Nothing about it was easy. Phone calls home to his dad were a pick-me-up, but he knew he had to ride out the hardship.
“My dad helped me out a lot,” Payne said. “When I started talking to Coach (Matt) Campbell and his staff when they were at Toledo, they kind of helped me out through the process. Like I said, I just kept working and waited my turn.”
When Campbell moved on to Iowa State, Payne was sure to follow. The familiarity already was there with the coaches. The 5-foot-10, 190-pound sophomore was familiar with Division I football, too, but now had the maturity he wished he had at 17 years old.
Payne originally enrolled at Tennessee — he had been a consensus four-star recruit — where he played in eight games as a true freshman and recorded four tackles. After just one year with the Vols he transferred to Maryland, near his hometown of Washington, D.C., for family reasons.

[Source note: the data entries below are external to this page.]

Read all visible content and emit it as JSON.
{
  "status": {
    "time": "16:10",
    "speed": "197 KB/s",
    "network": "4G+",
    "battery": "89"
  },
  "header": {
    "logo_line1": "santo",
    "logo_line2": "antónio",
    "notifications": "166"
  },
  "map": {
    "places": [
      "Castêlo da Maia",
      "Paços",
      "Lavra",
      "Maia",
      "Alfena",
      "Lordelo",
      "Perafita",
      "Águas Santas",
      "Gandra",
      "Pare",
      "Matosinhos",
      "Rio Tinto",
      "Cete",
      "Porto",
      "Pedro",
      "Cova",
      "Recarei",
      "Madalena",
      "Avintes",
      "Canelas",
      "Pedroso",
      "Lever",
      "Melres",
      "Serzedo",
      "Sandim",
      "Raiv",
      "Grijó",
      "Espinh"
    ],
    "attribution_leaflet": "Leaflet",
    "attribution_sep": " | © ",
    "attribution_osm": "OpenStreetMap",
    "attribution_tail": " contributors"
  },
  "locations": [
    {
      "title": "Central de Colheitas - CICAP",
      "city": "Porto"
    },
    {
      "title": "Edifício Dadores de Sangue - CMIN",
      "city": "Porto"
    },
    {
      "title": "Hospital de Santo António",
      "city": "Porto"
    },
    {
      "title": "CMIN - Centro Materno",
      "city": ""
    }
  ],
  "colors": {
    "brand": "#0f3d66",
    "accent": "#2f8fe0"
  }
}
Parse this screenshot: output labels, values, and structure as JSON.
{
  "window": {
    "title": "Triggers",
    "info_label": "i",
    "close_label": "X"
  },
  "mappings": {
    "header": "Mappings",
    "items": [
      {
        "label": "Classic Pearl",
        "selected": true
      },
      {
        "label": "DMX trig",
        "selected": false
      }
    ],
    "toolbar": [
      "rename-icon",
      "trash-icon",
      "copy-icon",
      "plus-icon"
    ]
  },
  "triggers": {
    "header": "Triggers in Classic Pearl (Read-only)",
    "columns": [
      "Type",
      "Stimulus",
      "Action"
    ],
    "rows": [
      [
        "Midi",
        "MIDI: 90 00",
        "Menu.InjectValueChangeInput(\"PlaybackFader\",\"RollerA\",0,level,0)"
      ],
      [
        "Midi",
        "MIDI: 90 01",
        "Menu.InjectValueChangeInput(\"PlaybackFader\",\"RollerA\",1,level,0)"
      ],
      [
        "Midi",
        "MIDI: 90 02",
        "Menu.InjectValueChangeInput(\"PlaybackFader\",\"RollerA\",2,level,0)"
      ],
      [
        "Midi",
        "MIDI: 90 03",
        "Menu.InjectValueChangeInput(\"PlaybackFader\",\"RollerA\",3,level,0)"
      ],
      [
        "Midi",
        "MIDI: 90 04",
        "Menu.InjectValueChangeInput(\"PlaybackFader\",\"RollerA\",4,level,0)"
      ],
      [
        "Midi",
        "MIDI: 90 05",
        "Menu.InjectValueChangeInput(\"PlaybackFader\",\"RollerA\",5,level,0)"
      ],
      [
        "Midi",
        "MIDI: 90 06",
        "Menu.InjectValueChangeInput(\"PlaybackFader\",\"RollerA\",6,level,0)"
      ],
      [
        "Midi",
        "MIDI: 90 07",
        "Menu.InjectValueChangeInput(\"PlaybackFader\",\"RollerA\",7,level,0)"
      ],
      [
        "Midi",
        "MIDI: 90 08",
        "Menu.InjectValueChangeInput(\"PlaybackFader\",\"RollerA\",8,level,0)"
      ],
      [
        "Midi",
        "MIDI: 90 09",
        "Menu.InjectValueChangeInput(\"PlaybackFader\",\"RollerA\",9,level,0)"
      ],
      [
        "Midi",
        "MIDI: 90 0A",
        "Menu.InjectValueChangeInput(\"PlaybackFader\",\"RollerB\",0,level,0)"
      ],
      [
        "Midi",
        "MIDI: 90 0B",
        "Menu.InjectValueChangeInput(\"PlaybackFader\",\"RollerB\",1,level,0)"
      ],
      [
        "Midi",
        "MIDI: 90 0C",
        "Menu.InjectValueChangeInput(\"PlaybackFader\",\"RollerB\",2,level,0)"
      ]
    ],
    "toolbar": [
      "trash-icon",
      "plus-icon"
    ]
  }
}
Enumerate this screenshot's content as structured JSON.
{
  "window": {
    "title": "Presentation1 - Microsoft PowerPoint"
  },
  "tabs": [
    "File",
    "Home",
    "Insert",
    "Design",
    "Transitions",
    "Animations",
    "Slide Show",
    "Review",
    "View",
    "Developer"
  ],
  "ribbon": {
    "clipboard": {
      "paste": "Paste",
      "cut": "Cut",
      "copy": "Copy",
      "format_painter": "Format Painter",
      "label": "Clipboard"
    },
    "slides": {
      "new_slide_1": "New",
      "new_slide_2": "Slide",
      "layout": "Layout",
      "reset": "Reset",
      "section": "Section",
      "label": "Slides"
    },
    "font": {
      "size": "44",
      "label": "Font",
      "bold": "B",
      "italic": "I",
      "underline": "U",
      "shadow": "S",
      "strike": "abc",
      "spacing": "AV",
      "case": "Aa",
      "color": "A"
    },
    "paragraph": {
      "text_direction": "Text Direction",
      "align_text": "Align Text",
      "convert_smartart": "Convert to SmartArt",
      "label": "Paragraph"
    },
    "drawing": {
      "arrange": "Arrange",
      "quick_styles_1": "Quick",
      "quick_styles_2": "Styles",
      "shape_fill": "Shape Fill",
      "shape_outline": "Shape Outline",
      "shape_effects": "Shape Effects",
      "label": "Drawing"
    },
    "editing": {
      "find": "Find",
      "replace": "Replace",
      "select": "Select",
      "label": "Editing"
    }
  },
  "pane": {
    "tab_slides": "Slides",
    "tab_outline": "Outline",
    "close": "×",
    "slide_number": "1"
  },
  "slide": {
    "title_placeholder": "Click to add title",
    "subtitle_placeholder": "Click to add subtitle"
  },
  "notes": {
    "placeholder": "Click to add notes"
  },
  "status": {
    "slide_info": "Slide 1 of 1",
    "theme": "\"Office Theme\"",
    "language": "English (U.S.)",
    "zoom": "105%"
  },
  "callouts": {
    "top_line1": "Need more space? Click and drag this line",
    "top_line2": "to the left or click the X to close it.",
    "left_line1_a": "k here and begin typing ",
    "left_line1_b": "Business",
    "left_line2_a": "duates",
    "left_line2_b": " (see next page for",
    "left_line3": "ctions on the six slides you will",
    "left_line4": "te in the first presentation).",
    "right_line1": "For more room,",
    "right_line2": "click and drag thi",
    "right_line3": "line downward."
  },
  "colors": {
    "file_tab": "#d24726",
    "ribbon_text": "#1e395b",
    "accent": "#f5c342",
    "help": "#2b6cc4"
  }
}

After just one semester at Maryland, Payne transferred again, this time to Arizona Western Community College. He wasn’t on the football team in 2015 and preserved his eligibility. Although his other spots at D-I schools were brief, Payne feels he understands some things he felt slipped through the cracks the first time.
“I really didn’t take things serious or as serious as I do now as far as taking care of my body, watching film and just doing the little things to try to be the best,” the 20-year-old Payne said. “So I just think maturity goes a long way with that.”
Iowa State cornerbacks coach D.K. McDonald has known Payne since the latter was a freshman in high school, and originally tried to recruit him to Toledo. Along with the Campbell connection, McDonald was able to usher Payne to Ames when the staff relocated. He has seen a better overall player from what Payne was two years ago.
“When he got to us he had a little rust from being out a year,” McDonald said. “He really knocked that off during the spring and like I said, D’Andre just works his butt off. He’s probably one of the hardest workers on our team in the weight room, in the classroom, in the film room. When you see him play it really shows.”
As a 10-year-old in 2006, Payne won a gold medal at the U.S. Track and Field Junior Olympics in the 200 meters. Campbell plans to use that speed and quickness in the return game as well as on defense.
“D’Andre’s been kind of a flex guy for us,” Campbell said in the spring. “D’Andre’s got such a natural ability. Great cover guy, but he’s got great football instincts. Even playing a little bit of the outside linebacker at times for us in some of our nickel and dime stuff.”
“He’s a great leader,” defensive coordinator Jon Heacock said. “He has a great personal pride. It’s very important to him. He loves the game. He loves to compete, loves to learn and loves football. When you do that you’ve got a chance to be successful.”
Payne’s year away from football was all part of the path to getting him to where he is now. Those phone calls home are sure to have a different tone than they did last fall.
“Having to sit out last year, it was rough on me,” Payne said. “I couldn’t wait to get back so it just motivates me and I’m just ready for the season to come. I’m just having fun with it.”